INTERVENTION de Fabienne Le Houérou dans le séminaire « Les artifices du cinéma d’enquête » — Jeudi 20 décembre 2018, Collège de France, Paris

Légende : Angu, crédit photo Fabienne Le Houérou, Majnu Ka Tilla, 2018

Organisatrice

  • Corinne Fortier (CNRS-​LAS)

Organisatrice

  • Intervenante : Fabienne Le Houerou (IREMAM, MMSH-​Aix-​Marseille Université, IC « Global »)

Infos pratiques

  • Lieu : Collège de France, 11 Place Marcelin Berthelot, salle 2
  • Date et horaire : Jeudi 20 Décembre de 16h à 19h

Présentation

Le cinéma d’en­quête ciné­matographique est une notion qui se rapporte aux Visual Studies qu’explicitera Fabienne Le Houérou suite à la publi­ca­tion de son dernier ouvrage : Filmer les réfugiés, L’Harmattan, 2016. L’auteur inter­rogera, par ailleurs, sa propre produc­tion ciné­matographique avec le film « Angu, une femme sur le fil(m) ». La projec­tion sera l’oc­ca­sion d’aborder deux théma­tiques. La première explore la mixité et ses limites en inter­ro­geant les théories d’Homi Bhabha sur l’hy­bridité sui-​generis de nos mondes post­colo­niaux, dans un second temps il sera ques­tion de la notion de profilmie , des arti­fices du film à inten­tion ethno­graphique et des pièges affec­tifs de toute approche ciné­matographique dans l’écri­ture de la science.

« Femmes sur le fil(m) » est un projet ciné­matographique complexe qui narre l’histoire d’Angu, ou Angie, une réfugiée tibé­taine en Inde qui vit mari­tale­ment avec un Kenyan, père de son enfant ce dernier ayant été placé dans un orphe­linat dans les contre­forts de l’Himalaya, à Dharamsala.
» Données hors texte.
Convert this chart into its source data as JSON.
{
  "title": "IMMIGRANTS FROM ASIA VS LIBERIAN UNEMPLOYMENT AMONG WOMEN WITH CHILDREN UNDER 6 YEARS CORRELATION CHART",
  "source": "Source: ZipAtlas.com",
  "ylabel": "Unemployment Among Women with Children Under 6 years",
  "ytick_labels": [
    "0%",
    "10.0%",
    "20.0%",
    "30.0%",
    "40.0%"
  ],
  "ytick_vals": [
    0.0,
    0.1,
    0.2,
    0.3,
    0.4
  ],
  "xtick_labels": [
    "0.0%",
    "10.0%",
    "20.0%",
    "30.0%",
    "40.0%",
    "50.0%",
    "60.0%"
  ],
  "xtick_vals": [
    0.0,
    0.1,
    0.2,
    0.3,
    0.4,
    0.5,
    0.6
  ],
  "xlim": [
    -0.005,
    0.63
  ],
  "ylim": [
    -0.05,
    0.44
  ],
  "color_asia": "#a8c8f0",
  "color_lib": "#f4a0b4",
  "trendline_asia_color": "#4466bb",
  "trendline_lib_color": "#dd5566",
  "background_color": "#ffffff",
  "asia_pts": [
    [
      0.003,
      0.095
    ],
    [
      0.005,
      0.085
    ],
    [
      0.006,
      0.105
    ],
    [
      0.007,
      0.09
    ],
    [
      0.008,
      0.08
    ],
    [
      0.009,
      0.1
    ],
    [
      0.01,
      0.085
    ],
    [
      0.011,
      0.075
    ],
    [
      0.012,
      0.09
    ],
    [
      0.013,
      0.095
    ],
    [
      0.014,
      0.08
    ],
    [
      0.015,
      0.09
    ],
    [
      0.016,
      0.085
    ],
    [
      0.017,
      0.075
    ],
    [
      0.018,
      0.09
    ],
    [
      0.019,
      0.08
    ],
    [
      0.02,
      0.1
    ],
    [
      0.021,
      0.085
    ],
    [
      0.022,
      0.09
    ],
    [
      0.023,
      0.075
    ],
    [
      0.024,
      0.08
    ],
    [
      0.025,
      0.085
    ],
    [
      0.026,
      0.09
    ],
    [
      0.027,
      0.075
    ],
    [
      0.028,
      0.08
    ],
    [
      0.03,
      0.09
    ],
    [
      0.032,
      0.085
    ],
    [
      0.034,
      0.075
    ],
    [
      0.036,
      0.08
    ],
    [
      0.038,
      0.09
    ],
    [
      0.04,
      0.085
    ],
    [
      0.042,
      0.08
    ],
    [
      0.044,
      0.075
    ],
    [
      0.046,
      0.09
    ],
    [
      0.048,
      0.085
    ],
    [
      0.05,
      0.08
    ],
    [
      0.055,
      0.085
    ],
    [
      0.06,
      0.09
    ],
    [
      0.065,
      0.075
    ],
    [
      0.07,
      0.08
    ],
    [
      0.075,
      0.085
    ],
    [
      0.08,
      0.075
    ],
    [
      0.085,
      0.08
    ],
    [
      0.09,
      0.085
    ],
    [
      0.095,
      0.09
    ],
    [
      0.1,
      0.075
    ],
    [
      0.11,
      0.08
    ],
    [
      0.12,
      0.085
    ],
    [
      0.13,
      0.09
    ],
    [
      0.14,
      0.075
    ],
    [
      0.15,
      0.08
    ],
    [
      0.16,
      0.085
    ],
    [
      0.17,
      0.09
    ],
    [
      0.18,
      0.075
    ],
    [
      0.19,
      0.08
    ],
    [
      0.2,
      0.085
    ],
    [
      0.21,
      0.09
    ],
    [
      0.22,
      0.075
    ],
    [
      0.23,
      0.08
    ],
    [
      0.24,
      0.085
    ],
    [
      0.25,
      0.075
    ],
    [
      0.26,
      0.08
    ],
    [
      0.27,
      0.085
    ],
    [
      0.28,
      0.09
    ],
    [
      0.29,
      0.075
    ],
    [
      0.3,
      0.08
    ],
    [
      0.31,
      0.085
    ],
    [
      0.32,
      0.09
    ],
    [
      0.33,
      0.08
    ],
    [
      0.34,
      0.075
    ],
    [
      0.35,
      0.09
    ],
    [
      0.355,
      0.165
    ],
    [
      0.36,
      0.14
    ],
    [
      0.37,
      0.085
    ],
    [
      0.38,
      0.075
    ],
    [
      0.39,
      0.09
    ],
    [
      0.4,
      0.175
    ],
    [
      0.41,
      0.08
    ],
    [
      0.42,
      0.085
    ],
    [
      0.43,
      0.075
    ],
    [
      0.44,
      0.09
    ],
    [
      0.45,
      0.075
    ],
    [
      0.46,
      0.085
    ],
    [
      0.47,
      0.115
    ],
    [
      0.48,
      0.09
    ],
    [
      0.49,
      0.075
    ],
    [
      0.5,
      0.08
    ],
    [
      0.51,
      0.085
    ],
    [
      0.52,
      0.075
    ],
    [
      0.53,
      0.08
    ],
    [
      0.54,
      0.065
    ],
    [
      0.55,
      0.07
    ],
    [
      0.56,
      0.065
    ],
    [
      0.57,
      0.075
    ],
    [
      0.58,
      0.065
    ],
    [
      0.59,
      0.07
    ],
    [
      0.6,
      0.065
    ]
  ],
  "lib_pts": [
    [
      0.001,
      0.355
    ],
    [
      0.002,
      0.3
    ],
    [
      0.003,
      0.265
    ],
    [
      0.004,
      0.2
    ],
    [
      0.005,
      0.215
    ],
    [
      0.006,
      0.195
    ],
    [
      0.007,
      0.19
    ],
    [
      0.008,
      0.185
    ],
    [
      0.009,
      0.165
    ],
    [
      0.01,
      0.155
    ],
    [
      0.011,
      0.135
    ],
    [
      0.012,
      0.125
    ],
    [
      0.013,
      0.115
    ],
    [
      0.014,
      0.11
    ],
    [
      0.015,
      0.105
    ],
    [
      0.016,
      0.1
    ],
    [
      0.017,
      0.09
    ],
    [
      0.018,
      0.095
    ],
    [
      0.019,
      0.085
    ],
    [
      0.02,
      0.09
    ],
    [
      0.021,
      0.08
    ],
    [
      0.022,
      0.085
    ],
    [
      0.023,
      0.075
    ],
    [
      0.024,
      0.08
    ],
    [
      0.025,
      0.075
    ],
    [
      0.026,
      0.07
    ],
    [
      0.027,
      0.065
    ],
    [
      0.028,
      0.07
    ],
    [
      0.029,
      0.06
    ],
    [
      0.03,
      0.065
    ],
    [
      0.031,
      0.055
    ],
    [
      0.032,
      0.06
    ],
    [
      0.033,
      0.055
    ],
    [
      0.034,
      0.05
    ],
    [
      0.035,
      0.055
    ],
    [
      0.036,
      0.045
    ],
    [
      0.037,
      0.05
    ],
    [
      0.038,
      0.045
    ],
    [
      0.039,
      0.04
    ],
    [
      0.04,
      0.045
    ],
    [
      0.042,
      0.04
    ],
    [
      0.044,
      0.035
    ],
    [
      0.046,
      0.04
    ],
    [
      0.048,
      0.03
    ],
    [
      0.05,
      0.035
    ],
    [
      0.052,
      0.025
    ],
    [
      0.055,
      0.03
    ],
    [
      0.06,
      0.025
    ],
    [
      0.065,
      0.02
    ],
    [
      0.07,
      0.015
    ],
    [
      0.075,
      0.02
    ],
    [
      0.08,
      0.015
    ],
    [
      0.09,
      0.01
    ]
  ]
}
Lors de repérages en Inde en octobre 2013, la réal­isatrice a été à la recherche de la petite Peggy dans l’Himalaya à la demande d’Angu. Devant la réalité de leur pauvreté économique et de leur impuis­sance, Angu et Osmond renon­cent à leur parentalité et retour­nent à leur vie à New Delhi où le reste de la commu­nauté les perçoit tels des parias. Le projet évoque une montée d’espoir dans une marche vers l’Himalaya puis la retombée dans l’ordinaire de la survie à New Delhi d’un couple écrasé par une condi­tion d’exil et de double marginalité.

Le projet scrute différentes marges et explore le métis­sage et les allants de soi sur les rôles masculins et féminins au sein de la dias­pora tibé­taine. Il ques­tionne plus parti­c­ulière­ment la dimen­sion mater­nelle dans le rapport singulier d’Angu avec la petite Peggy. Le projet évoque l’abandon parental et la maltrai­tance. Il sera l’occasion d’un ques­tion­nement sur les subjec­tiv­ités ciné­matographiques féminines et sur le statut des films « scien­tifiques » dans les sciences dites « humaines » au cours d’enquêtes où l’émotion fait irrup­tion de façon heuristique.